During hay fever, histamine increases vascular permeability leading to edema (excessive accumulation of fluid in intercellular spaces).

Mast cells in the connective tissue of skin release leukotrienes that induce increased vascular permeability associated with urticaria (Latin urtica, stinging nettle), a transient swelling in the dermis of the skin.

Plasma cells

The plasma cell, which derives from the differentiation of B lymphocytes (also called B cells), synthesizes and secretes a single class of immunoglobulin (Figure 4-10). We discuss in Chapter 10, Immune-Lymphatic System, details of the origin of plasma cells.

Figure 4-10 Plasma cell

Immunoglobulins are glycoproteins, and therefore plasma cells have the three structural characteristics of cells active in protein synthesis and secretion:

1. A well-developed rough endoplasmic reticulum

2. An extensive Golgi apparatus

3. A prominent nucleolus

At the light microscopic level, most of the cytoplasm of a plasma cell is basophilic because of the large amount of ribosomes associated with the endoplasmic reticulum. A clear area near the nucleus is slightly acidophilic and represents the Golgi apparatus. The nucleus has a characteristic cartwheel configuration created by the particular distribution of heterochromatin.

Extracellular matrix

The ECM is a combination of collagens, noncollagenous glycoproteins, and proteoglycans surrounding cells and fibers of the connective tissue.

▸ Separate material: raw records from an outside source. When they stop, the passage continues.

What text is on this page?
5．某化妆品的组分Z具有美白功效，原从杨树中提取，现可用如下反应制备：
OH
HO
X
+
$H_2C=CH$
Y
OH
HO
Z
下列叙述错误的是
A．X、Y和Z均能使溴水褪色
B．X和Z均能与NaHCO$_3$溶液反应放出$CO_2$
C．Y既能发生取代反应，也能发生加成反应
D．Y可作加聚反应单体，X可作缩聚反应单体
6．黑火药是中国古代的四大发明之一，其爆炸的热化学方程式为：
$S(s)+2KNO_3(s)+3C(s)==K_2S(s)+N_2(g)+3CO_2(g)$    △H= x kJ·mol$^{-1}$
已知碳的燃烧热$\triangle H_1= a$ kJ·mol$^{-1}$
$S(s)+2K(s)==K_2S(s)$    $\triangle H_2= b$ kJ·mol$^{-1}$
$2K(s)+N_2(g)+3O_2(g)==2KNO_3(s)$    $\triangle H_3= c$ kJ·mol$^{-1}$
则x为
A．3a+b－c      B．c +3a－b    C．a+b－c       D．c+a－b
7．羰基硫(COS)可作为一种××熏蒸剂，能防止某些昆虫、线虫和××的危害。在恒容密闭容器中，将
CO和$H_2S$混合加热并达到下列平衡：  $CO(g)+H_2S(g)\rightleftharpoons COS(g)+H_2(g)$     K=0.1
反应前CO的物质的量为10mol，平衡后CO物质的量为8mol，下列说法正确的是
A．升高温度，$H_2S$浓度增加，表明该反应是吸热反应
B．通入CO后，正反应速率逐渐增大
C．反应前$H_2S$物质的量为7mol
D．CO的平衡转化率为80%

Recall that the basement membrane contains several ECM components such as laminin, fibronectin, various types of collagen, and heparan sulfate proteoglycan. In addition, epithelial and nonepithelial cells have receptors for ECM constituents. An example is the family of integrins with binding affinity for laminin and fibronectin. Integrins interact with the cytoskeleton, strengthening cell interactions with the ECM by establishing focal contacts or modifying cell shape or adhesion.

Several noncollagenous glycoproteins of the ECM mediate interactions with cells and regulate the assembly of ECM components. Noncollagenous glycoproteins have a widespread distribution in several connective tissues, although cartilage and bone contain specific types of noncollagenous glycoproteins. We study them later when we discuss the processes of chondrogenesis (formation of cartilage) and osteogenesis (bone formation).

Proteoglycan aggregates (Figure 4-11) are the major components of the ECM. Each proteoglycan consists of glycosaminoglycans (GAGs), proteins complexed with polysaccharides. GAGs are linear polymers of disaccharides with sulfate residues. GAGs control the biological functions of proteoglycans by establishing links with cell surface components, growth factors, and other ECM constituents.